It’s a simple equation. Happy employees equal high-quality work and productivity, and that benefits everyone.
But the COVID-19 pandemic challenged even the best companies with lockdowns, mask mandates, virus testing, and sick employees. The workplace changed, as did employee attitudes toward employers—as illustrated by the “Great Resignation,” or the “Great Reshuffling,” which saw thousands of employees seeking out new and better employers or leaving the workforce entirely.
Given this, and the recent inflation crisis, it is unsurprising that compensation and financial benefits are more important to employees than ever before. In fact, while income and benefits were fourth on employees’ list of top priorities seven years ago, a recent Gallup report shows that they are now in the number one position, “with 64 percent of employees naming it as a critical factor in taking a new job.”
The “and” in “income and benefits” is important to note—income is by no means the only financial consideration that employees are looking at. Indeed, an investment company called Betterment found that 65 percent of employees expect their employer to provide more financial benefits and support than they did prior to the pandemic.
And employees are firm in their stance on these benefits: according to Betterment, approximately 70 percent of workers would prefer improved financial benefits to extra vacation time or in-office perks like ping-pong tables and free food.
But there’s a dizzying array of financial benefits out there, from flexible and health spending accounts to employer-sponsored emergency savings programs, student loan assistance, childcare support, and more. We spoke with human resources experts to get insight into what actions are most helpful to employees and what employers can do—no matter their company size or industry—to help employees achieve financial security.
Provide Holistic Retirement Preparation
Michelle Whiteley, director of benefits at Texas Christian University in Fort Worth, Texas, says that a company’s contribution to employees’ retirement savings is the single most important financial benefit it can provide. “It’s obviously going to be the biggest base of a retirement benefit package,” she says.
But simply providing money only goes so far, Whiteley points out. The second most critical component of a retirement benefit package, she says, is education. Companies need to “help employees understand not only what their benefits look like and what retirement can look like after they leave employment but also how they can best prepare themselves,” she says.
Offer Financial Incentives
Healthcare insurance and health spending accounts aren’t the only way that companies can help employees offset the enormous costs of healthcare. Varsity Brands—a leader in the production of academic apparel and memorabilia, sports uniforms, and equipment—offers a wellness stipend of $600 per year for employees who can show they’ve followed through on certain health screenings.
“Employees don’t think about it as financial well-being, but taking care of your preventative screenings can lead to financial savings down the road,” says Josh Lipscomb, Varsity Brands’ senior vice president for total rewards.
Get Creative with Benefits and Resources
Not all employers have budgets that can accommodate substantial financial benefits. As a result, some benefits, including student loan assistance, childcare, and wellness stipends, are often left out of employees’ packages.
But even if funding certain programs is not plausible, employers can help in other ways.
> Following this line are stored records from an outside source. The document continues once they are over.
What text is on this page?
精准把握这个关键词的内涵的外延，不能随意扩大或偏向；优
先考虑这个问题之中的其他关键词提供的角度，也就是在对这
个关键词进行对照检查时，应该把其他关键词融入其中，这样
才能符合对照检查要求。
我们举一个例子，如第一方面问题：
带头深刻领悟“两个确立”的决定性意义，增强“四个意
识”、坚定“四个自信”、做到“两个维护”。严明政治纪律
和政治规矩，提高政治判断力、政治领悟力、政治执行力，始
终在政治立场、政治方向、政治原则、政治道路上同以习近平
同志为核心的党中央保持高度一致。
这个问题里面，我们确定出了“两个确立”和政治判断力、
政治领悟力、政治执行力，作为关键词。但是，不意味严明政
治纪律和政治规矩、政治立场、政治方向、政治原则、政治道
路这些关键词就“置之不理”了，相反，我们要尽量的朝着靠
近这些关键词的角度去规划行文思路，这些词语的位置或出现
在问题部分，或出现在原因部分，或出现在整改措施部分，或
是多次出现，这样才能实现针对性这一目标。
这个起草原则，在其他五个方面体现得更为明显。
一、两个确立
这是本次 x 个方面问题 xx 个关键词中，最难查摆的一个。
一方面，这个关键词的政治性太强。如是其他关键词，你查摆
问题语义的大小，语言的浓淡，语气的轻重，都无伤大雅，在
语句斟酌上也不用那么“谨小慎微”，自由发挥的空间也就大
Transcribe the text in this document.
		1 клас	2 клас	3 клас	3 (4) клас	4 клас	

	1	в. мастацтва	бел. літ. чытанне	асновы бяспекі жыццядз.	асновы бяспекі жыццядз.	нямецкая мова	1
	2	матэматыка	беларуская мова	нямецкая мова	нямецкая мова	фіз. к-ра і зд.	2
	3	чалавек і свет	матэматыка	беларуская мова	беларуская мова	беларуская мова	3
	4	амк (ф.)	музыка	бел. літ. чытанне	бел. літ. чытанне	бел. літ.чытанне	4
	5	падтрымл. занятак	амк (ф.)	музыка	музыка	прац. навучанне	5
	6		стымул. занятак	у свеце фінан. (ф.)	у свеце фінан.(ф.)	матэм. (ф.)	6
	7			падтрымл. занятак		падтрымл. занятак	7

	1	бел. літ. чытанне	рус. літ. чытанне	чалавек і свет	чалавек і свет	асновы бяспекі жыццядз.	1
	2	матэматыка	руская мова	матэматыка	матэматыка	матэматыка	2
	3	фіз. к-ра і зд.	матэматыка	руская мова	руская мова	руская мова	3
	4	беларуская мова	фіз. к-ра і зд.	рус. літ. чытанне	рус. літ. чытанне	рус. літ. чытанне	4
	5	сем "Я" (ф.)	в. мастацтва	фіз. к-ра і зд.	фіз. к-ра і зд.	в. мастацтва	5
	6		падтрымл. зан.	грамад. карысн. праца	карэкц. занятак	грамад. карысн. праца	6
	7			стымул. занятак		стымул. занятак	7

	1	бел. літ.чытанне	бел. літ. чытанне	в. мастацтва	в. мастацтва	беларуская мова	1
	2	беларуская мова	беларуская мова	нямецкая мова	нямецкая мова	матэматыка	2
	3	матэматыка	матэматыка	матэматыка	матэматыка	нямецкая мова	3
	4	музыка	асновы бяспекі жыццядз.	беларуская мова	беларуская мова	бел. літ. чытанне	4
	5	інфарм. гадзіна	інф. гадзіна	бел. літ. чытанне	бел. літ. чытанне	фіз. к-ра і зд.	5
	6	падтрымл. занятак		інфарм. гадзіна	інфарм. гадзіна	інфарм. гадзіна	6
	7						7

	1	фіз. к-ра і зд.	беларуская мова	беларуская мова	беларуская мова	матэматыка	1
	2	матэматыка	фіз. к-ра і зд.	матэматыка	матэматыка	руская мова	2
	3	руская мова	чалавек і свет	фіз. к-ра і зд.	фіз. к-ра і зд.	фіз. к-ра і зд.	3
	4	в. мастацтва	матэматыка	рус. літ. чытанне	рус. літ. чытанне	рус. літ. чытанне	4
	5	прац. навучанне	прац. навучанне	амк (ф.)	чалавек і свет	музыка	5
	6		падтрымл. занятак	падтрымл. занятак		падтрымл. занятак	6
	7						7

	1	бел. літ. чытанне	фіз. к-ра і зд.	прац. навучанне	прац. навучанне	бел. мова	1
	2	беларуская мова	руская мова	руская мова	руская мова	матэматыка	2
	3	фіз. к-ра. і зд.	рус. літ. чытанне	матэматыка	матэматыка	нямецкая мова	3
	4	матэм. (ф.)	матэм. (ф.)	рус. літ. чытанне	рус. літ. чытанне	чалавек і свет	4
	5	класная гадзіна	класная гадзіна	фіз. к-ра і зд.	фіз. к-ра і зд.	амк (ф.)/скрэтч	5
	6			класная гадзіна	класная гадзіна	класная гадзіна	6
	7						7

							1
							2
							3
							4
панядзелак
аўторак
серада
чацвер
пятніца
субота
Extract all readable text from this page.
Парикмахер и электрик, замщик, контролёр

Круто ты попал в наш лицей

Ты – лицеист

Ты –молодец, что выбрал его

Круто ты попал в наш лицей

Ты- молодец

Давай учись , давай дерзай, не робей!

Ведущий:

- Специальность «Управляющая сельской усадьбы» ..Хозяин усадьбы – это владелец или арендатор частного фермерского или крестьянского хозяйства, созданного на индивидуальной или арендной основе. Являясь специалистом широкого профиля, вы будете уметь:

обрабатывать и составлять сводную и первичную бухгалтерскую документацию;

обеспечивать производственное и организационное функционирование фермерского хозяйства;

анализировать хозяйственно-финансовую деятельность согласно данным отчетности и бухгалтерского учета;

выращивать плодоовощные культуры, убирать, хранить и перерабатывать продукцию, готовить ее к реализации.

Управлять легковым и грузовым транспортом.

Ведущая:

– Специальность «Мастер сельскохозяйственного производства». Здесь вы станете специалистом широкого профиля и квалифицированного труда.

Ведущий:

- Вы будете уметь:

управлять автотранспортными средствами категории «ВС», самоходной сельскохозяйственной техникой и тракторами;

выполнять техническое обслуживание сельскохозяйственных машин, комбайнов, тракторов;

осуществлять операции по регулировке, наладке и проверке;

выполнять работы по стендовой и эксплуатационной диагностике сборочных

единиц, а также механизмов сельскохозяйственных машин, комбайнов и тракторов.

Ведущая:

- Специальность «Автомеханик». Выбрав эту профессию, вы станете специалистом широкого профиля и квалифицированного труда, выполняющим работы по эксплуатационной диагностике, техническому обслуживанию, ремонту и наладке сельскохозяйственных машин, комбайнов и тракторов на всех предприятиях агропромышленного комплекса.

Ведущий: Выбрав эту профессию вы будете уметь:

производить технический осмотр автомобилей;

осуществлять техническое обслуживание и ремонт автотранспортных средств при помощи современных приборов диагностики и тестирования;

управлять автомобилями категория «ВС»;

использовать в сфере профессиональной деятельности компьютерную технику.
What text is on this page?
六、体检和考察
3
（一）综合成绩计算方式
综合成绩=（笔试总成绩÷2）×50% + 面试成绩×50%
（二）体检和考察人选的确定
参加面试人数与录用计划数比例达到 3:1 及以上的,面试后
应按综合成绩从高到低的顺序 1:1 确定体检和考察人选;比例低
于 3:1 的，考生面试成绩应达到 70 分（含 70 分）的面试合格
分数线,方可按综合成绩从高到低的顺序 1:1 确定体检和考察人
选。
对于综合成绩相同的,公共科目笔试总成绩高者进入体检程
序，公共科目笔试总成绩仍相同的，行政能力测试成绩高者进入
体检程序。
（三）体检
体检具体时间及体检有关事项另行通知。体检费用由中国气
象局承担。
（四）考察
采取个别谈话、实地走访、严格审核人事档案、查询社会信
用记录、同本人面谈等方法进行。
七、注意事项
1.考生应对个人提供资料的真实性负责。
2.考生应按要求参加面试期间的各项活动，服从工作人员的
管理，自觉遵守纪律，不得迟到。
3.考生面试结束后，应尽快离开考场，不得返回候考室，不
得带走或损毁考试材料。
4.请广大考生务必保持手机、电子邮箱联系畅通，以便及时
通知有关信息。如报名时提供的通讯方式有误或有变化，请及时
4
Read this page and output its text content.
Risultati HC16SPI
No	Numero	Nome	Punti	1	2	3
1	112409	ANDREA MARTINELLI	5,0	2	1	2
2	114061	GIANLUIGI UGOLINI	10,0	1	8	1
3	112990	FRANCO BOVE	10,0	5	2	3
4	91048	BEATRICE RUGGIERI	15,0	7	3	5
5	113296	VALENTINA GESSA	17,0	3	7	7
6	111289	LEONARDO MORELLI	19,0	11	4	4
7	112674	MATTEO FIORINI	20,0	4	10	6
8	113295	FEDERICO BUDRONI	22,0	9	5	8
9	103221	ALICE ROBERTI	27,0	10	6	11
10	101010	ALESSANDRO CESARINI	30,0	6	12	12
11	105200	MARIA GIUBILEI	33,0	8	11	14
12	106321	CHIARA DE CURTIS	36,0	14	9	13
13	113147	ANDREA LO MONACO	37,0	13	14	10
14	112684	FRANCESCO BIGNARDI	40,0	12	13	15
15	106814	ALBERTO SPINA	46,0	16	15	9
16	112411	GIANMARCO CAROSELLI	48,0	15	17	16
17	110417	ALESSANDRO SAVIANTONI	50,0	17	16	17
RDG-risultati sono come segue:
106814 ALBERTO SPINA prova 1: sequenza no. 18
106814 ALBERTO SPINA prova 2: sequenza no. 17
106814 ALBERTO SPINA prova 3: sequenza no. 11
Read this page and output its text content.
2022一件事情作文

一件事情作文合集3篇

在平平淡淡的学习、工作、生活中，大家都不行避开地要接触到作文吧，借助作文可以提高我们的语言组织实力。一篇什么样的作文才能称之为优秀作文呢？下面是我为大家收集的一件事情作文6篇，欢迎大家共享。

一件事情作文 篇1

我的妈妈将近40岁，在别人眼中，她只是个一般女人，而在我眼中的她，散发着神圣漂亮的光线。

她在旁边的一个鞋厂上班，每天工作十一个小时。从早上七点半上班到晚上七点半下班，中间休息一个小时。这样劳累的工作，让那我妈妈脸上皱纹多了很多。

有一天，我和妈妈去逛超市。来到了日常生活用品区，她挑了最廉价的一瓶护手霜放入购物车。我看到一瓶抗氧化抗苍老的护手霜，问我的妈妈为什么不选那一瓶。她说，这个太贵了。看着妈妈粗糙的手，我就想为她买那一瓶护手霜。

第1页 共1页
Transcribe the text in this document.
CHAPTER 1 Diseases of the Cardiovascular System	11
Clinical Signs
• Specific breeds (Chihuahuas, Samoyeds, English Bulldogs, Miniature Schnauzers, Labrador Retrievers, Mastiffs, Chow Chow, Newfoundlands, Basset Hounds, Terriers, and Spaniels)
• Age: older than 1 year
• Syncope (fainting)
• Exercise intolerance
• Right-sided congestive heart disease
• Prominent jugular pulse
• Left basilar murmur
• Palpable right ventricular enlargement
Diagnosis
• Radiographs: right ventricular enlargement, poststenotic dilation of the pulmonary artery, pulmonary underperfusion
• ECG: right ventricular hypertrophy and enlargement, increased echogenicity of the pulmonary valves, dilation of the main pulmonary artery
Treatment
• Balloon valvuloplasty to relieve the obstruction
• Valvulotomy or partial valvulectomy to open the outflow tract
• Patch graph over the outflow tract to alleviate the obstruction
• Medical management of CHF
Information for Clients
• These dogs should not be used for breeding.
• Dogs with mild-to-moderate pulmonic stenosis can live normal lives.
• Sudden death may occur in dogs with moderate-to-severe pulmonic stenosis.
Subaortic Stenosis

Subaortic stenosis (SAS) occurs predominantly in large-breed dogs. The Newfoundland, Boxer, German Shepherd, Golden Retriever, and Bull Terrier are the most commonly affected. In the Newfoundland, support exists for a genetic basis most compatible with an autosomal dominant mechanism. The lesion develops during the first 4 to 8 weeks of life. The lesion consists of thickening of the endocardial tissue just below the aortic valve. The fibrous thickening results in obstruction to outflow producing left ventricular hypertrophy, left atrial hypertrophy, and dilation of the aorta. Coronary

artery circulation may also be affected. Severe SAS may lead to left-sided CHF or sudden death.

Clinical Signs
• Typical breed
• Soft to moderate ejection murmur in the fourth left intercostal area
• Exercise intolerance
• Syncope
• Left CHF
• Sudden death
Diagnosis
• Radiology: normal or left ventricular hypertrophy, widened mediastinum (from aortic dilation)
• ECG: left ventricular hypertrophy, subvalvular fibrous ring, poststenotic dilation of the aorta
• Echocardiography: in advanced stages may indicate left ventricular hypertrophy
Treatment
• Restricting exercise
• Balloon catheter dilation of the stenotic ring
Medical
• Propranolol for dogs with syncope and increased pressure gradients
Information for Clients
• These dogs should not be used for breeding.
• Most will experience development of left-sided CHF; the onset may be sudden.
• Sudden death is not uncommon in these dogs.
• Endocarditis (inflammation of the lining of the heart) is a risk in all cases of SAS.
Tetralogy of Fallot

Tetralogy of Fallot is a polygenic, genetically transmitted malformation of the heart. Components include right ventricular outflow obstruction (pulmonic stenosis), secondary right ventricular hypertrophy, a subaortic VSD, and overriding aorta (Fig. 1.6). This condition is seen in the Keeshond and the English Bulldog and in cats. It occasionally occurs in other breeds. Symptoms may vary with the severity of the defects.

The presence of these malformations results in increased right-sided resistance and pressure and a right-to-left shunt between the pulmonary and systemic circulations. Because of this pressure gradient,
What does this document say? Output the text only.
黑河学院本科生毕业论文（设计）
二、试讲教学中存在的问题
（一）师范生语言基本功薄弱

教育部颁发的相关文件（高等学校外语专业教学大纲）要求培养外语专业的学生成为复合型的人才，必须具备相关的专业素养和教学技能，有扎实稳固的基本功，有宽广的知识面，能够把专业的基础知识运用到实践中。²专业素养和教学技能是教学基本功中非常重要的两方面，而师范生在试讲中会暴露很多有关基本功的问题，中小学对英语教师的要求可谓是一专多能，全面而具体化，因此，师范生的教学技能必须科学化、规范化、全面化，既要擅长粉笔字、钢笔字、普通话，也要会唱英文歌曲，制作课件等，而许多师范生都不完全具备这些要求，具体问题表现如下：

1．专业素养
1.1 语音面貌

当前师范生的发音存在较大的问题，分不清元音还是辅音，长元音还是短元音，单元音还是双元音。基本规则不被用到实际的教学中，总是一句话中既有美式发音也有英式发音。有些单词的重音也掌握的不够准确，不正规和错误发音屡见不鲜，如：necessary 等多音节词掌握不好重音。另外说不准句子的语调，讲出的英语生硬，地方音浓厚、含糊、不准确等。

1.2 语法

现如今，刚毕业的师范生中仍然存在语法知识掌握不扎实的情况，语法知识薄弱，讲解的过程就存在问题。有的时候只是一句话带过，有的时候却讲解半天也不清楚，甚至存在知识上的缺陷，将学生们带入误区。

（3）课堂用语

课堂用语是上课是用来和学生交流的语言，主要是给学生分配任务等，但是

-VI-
Texas Christian University, for example, is considering offering resources to employees who are paying off student loans. “It’s not necessarily a financial benefit, like we’re giving them money to repay, but we’re providing the resource at no cost to them so they can go through the process,” Whiteley says. “The success rate of the people who utilize this service is much higher than [that of] the people who tried to go through the process on their own.”
Lipscomb agrees. Traditional financial benefits satisfy some employees, he says, but flexible work schedules and remote work can be just as valuable. As he puts it, “flexibility is currency.”
Above All, Listen
Benefits are not one-size-fits-all, and sometimes it’s hard to know what would be most effective or helpful for a particular company’s workforce. In those cases, Lipscomb says, communication is key.
“We’ve just done a listening tour with our CEO, head of HR, and head of finance who go around and ask, ‘What would make your life better? What would make your job easier?’ I think that’s really the only way to understand what your employees need,” Lipscomb says.